La bioética, o mejor los bioeticistas, tenemos un compromiso con el presente y el futuro, del mismo modo que pensamos la dignidad en relación con el momento del morir debemos pensarla en relación con el momento del nacer, del crecer, del vivir como adulto y como anciano, de las condiciones de la vida tanto económicas, como políticas, como ambientales. Ya Potter lo adelantó cuando habló del puente hacia el futuro, idea que luego fue olvidada enredando las conductas alrededor de pseudo problemas. Hemos escrito libros y libros estableciendo condiciones para la autonomía, más aún de las que el mundo actual le impone y sin reconocer estas últimas: la pobreza que no es sólo material, la marginación que no es sólo intelectual, el trabajo como alienación, la ciencia como avanzada de dominación, la publicidad como conformadora de la moral y finalmente la globalización como un modo de negar la identidad y con ella la integridad. La autonomía, el consentimiento informado, terminan convirtiéndose en artilugios que usan muchos bioeticistas para centrar los discursos en problemas particulares como son la relación médico-paciente que si bien no son despreciables deben insertarse en los verdaderos problemas que tienen que ver con los derechos y la justicia.
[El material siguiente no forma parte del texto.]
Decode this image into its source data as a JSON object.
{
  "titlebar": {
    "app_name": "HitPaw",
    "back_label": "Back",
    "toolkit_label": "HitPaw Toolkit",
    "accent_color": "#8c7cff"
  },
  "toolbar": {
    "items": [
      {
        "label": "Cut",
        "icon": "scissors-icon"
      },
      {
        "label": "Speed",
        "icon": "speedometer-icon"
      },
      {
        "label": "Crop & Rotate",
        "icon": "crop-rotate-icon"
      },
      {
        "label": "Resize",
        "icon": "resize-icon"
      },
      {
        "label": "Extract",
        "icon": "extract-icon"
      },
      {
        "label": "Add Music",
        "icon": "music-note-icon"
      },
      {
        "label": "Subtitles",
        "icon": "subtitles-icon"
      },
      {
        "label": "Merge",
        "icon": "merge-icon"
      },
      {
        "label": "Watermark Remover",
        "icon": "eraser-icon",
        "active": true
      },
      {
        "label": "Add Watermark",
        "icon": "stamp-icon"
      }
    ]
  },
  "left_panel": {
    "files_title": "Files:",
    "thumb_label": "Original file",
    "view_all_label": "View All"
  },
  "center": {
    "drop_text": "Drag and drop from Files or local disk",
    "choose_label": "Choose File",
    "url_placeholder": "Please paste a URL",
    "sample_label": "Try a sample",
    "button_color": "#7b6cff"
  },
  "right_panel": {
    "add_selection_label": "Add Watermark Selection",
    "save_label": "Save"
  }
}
Estas cuestiones como las que enaltecen la labor médica en pos del triunfo sobre la vejez, la enfermedad y la muerte impulsan, a veces sin saberlo ni quererlo, el modelo liberal en las relaciones y del neocapitalismo en la concepción de la salud. Al naturalizar la escasez de recursos en salud, se ocultan los problemas estructurales de los sistemas sanitarios, y de la relación con el ambiente y se distorsiona toda decisión política. No podemos seguir engañando y engañándonos, tenemos un desafío y no podemos renunciar a él, el de abrir una brecha en esta cultura invasora que nos hace olvidar que significa ser un hombre.